The majority of spider species that live outside your home and occasionally travel indoors are harmless to human beings and actually serve a beneficial purpose in natural habitats by eating the insect pests that are the most bothersome to people and plants. Still, many homeowners choose to err on the side of caution by repelling spiders from their homes before the spiders have an opportunity to enter. Many effective products and techniques are available for repelling spiders from your home.

Spiders Outside

Spiders prefer to live outdoors, where they have access to abundant food, moisture and protection. They will, however, travel indoors occasionally if a part of your home provides one of more of these things. The most effective ways of repelling spiders from your home is to reduce their opportunities for entry. Remove rocks, wood piles, compost piles, old boards, leaf debris and other spider habitation sites near the home. Using yellow or sodium vapor lights in lieu of standard white incandescent light bulbs for outdoor lighting will not attract insects that spiders prey on and will in turn not attract the spiders either. Use tight-fitting screens on all windows and seal all cracks and crevices with caulk to deny spiders entry.

Repellent Chemicals

The sanitation and exclusion methods described above are typically more effective when they are combined with a pesticide treatment. Contact insecticides can be sprayed directly onto observed spiders, but to repel spiders the long term requires a residual pesticide. Residual pesticides recommended for spider control typically include pyrethroid pesticide chemicals (bifenthrin, cyfluthrin, permethrin, tetramethrin and the like). Avoid total-release fogger insecticides as these will be largely ineffective at repelling spiders.

Application Tips

Always follow the manufacturer's printed application instructions in the first instance to ensure that the residual spider pesticide you use is most effective.
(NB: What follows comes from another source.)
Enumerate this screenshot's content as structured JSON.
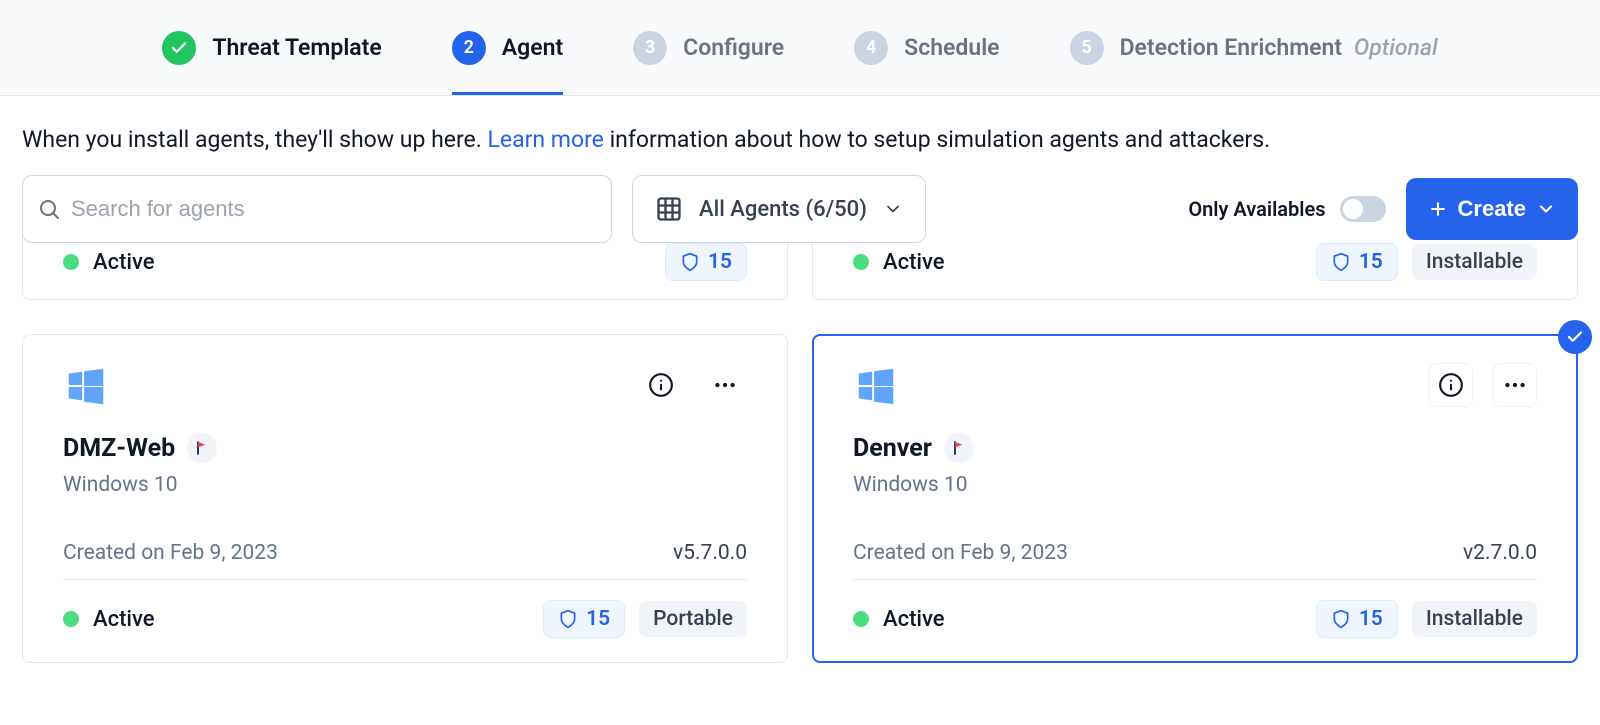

Treat the areas of your home that are more likely to serve as spider habitats such as behind baseboards, in cracks and crevices, in and around boxes in attics and basements and similar areas. Monitor the treated areas regularly to check for a reduction in spider populations. Check for spider egg sacks in the areas you treat and vacuum up any you find as egg sacks will not be affected by residual insecticides.

Other Considerations

It is important, in the interest of protecting the inhabitants of your home, to learn the characteristics of spiders that can potentially harm human beings and animals, such as black widow, brown recluse and hobo spiders. But with these exceptions, experts recommend tolerance of spiders whenever possible due to their ecological benefits. If spiders do reach nuisance or dangerous levels, however, and if none of the above steps succeed in repelling spiders from your home, consult a professional exterminator to repel spiders completely.